Quelle efficacité de la politique industrielle en France ?

Dans un article paru en octobre 2020 (Réindustrialisation et gouvernance des entreprises multinationales, CEPII), l’économiste Vincent Vicard s’interroge sur les conditions d’efficacité des politiques industrielles en s’appuyant sur des données statistiques comparatives entre la France et l’Allemagne.

Vincent Vicard montre que l’efficacité des politiques de réindustrialisation en France comme en Europe est conditionnée par la prise en compte des caractéristiques des firmes présentes sur le territoire européen ainsi que la prise en compte des stratégies qu’elles mettent en œuvre. Depuis deux décennies, la question de la politique industrielle est centrale en France au sein des politiques structurelles (débat sur les ressorts de la compétitivité de l’économie française notamment en comparaison de l’Allemagne). Si les mesures qui agissent sur la réduction du coût des facteurs se sont révélées peu efficaces en France (pensons au CICE mis en place sous la présidence Hollande), c’est en raison de l’absence de prise en compte des spécificités de la gouvernance des firmes en France et en Allemagne. Vicard identifie trois différences principales :

  • Les firmes dont le siège social est installé en France sont souvent très compétitives sur les marchés mondiaux alors que leur implantation sur le territoire français décroit. Ce phénomène va de pair avec l’extension des chaines de valeur mondiales (CVM) et n’est donc pas propre aux firmes liées à l’hexagone mais il prend dans le cas français des proportions fortes : il existe un processus de dissociation géographique croissant entre le lieu de conception des produits et les lieux d’implantation de la production industrielle. Les gouvernements qui mettent en œuvre des politiques industrielles sont ainsi privés d’une partie du « retour sur investissement » de ces politiques (peu d’impact sur la stabilisation de l’emploi industriel par exemple). Cet argument n’est pas nouveau. Dans ses publications (Nos temps modernes, 2000 ; Trois leçons sur la société post-industrielle, 2006), Daniel Cohen montre que les économies « post-industrielles » présentent cette caractéristique de développer des appariements sélectifs et de dissocier géographiquement les lieux de gouvernance des firmes des lieux de production (par opposition, dans la société industrielle, les dirigeants travaillent sur le même site de production que les ouvriers). Vicard montre que ce processus est moins marqué en Allemagne où les activités de production industrielles restent davantage localisées sur le territoire germanique.
  • Les firmes dont le siège social est installé en France présentent une moindre représentation des salariés dans les conseils d’administration et de surveillance (50 % des administrateurs sont des salariés dans les firmes de plus de 2000 salariés en Allemagne contre seulement 15 % en France). Cette différence change significativement le mode de gouvernance quant aux stratégies des firmes en matière d’implantation des activités productives sur le territoire national : l’incitation à conserver des sites industriels en Allemagne est plus forte.
  • Les choix de gouvernance des firmes sont aussi fonction du degré d’éloignement géographique entre les centres de décisions (siège social) et les sites de production. Lorsque cet éloignement est fort (comme c’est plutôt le cas en France), les stratégies des firmes suite à un choc de compétitivité ne sont pas les mêmes : les firmes dont les sites de production sont plus dispersés et plus éloignés du siège optent pour des mesures généralement moins favorables aux salariés (pas seulement en terme de rémunération mais aussi en terme de pérennité des emplois).

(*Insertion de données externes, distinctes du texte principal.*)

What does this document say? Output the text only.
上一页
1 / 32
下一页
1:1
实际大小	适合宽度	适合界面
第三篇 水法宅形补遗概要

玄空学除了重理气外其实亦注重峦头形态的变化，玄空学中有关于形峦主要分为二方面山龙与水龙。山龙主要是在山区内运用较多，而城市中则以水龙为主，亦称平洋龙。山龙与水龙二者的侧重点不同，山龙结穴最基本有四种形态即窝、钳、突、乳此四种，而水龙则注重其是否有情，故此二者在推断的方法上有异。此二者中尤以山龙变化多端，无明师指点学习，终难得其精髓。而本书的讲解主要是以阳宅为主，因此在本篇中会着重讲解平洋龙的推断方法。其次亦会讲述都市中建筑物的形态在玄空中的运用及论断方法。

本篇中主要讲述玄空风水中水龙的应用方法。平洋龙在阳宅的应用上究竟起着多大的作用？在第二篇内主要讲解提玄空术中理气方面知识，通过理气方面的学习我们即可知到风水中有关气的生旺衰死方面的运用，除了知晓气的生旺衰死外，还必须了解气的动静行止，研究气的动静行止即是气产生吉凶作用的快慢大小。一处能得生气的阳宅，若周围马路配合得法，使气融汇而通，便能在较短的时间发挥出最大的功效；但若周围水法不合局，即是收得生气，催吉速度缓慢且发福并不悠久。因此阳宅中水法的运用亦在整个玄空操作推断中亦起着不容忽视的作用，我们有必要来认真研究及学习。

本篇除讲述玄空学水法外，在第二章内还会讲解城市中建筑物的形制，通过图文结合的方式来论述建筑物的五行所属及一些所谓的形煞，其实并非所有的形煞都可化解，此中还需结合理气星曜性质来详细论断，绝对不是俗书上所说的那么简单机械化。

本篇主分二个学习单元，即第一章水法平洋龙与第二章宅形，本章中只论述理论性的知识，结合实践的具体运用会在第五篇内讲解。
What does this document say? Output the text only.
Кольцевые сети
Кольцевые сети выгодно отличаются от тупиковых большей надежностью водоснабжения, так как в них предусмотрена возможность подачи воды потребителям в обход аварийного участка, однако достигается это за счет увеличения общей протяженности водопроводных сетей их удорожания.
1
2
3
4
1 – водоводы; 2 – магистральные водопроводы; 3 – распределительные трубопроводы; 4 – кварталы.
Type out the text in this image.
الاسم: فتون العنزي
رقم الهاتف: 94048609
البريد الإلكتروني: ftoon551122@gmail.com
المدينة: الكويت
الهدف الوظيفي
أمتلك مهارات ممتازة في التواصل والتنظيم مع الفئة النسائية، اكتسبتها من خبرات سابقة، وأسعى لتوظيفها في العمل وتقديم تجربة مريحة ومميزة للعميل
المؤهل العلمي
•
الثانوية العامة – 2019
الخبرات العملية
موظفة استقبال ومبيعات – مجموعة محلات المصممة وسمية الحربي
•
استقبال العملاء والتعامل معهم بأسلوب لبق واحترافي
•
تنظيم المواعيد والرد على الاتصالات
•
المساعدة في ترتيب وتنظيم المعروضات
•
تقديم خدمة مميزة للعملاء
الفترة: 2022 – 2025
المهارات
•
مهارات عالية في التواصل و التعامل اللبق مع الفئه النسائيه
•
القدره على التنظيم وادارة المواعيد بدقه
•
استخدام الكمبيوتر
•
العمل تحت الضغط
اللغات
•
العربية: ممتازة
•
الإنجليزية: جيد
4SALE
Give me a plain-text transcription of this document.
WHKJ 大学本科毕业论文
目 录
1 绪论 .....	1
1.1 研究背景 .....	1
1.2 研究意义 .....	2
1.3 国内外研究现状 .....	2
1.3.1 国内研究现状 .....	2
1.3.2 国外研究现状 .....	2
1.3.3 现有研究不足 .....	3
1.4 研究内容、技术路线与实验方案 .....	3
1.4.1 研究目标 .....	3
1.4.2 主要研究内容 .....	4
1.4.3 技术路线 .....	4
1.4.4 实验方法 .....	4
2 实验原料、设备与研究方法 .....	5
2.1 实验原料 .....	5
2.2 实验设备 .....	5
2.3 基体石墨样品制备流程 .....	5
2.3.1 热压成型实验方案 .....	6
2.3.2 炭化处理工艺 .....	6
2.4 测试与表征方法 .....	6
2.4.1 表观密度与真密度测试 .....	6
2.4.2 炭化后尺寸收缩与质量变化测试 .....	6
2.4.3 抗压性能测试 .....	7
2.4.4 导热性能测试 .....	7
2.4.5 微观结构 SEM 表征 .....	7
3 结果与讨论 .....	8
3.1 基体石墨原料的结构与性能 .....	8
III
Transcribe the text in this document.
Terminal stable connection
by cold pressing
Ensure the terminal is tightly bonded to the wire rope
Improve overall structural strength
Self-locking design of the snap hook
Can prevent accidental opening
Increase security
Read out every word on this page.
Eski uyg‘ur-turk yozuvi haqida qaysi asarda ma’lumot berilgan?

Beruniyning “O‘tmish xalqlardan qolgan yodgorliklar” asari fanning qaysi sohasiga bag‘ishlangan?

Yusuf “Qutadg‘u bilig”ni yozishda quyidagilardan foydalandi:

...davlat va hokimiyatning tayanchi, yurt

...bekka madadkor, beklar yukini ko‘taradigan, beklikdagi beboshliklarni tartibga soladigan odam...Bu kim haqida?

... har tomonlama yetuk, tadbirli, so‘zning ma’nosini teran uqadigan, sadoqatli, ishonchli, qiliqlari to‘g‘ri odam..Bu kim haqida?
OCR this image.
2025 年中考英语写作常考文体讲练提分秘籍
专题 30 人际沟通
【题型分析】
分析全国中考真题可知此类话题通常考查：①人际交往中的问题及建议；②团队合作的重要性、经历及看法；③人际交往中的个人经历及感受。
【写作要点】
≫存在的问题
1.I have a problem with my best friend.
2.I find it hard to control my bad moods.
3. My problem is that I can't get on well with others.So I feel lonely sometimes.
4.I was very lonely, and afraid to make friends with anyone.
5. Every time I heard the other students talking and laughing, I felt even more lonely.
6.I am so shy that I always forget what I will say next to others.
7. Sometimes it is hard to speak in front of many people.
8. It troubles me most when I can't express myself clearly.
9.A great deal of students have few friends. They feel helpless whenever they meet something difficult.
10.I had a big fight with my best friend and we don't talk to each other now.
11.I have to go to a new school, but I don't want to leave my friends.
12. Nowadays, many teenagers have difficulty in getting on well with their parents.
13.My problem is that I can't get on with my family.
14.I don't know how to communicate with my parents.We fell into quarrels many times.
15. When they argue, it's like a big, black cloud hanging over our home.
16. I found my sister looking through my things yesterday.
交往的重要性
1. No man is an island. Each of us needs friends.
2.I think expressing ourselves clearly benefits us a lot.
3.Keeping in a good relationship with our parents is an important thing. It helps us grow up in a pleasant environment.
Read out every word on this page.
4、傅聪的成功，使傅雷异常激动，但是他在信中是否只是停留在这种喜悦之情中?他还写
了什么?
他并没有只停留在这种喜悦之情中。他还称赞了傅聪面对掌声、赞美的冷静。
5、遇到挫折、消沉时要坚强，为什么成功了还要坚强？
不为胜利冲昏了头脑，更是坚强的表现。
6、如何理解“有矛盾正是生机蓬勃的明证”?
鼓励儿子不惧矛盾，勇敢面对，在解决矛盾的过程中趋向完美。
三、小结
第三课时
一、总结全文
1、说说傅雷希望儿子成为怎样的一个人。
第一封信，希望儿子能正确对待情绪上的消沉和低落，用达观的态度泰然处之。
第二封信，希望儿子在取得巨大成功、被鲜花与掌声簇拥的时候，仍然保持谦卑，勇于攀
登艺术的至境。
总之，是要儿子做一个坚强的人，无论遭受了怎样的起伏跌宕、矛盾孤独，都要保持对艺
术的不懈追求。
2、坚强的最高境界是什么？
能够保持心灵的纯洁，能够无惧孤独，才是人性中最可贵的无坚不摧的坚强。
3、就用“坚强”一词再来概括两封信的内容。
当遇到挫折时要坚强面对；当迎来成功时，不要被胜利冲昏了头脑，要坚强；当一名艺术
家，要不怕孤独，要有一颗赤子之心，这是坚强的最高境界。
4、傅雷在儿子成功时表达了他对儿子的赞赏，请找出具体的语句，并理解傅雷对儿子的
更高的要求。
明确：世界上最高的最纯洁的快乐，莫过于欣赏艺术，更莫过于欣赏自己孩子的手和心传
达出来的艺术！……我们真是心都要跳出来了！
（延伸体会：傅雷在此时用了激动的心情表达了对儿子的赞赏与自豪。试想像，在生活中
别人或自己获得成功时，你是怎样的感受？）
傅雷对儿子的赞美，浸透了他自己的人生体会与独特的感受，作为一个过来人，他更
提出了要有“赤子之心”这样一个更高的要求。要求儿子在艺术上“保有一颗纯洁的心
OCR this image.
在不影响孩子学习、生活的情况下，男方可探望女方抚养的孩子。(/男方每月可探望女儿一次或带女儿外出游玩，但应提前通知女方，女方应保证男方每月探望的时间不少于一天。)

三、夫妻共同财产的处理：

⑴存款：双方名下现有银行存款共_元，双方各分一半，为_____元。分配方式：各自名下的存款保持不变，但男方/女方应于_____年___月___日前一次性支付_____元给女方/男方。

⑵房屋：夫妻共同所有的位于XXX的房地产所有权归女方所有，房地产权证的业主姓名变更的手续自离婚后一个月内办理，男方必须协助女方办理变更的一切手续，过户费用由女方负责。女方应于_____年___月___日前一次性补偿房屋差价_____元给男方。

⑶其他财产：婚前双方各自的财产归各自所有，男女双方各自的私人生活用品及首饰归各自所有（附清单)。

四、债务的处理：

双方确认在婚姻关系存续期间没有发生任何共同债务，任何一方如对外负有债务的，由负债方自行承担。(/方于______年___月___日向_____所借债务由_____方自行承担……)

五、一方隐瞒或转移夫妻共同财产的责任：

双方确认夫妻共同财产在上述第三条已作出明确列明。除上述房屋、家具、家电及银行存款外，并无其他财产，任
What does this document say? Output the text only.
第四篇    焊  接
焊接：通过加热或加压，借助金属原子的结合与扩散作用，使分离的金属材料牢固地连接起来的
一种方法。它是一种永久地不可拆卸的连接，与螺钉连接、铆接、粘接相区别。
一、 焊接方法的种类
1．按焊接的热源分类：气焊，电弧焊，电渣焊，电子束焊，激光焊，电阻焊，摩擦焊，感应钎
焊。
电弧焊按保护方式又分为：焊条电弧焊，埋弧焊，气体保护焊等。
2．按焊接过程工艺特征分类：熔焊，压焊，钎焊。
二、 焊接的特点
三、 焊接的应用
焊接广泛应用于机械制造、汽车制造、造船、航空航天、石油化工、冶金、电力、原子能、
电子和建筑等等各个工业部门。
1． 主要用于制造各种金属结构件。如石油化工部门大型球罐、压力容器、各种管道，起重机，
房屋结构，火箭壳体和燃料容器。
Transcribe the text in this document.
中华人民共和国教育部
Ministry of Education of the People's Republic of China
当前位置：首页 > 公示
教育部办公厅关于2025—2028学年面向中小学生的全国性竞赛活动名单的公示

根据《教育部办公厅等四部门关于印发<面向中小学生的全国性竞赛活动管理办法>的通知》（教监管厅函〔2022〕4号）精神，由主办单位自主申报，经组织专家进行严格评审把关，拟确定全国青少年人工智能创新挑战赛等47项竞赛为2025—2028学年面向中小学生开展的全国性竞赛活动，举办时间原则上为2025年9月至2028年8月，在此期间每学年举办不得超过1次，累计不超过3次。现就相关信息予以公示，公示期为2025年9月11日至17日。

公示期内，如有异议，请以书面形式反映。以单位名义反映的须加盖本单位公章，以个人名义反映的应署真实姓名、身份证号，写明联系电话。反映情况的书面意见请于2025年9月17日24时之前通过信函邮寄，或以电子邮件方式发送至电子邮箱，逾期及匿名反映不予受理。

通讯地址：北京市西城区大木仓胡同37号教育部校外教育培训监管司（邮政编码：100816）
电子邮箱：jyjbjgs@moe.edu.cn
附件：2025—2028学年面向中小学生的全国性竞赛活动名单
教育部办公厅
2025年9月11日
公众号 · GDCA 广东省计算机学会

En fin de compte, cet article majeur montre que, pour être efficaces, les politiques économiques doivent à la fois produire de la contrainte (des règles qui s’imposent aux firmes) et de l’incitation pour modifier les comportements stratégiques. Cela suppose que les décideurs publics commencent par identifier rationnellement la nature de ces comportements stratégiques, sans quoi les politiques industrielles continueront de manquer d’efficacité.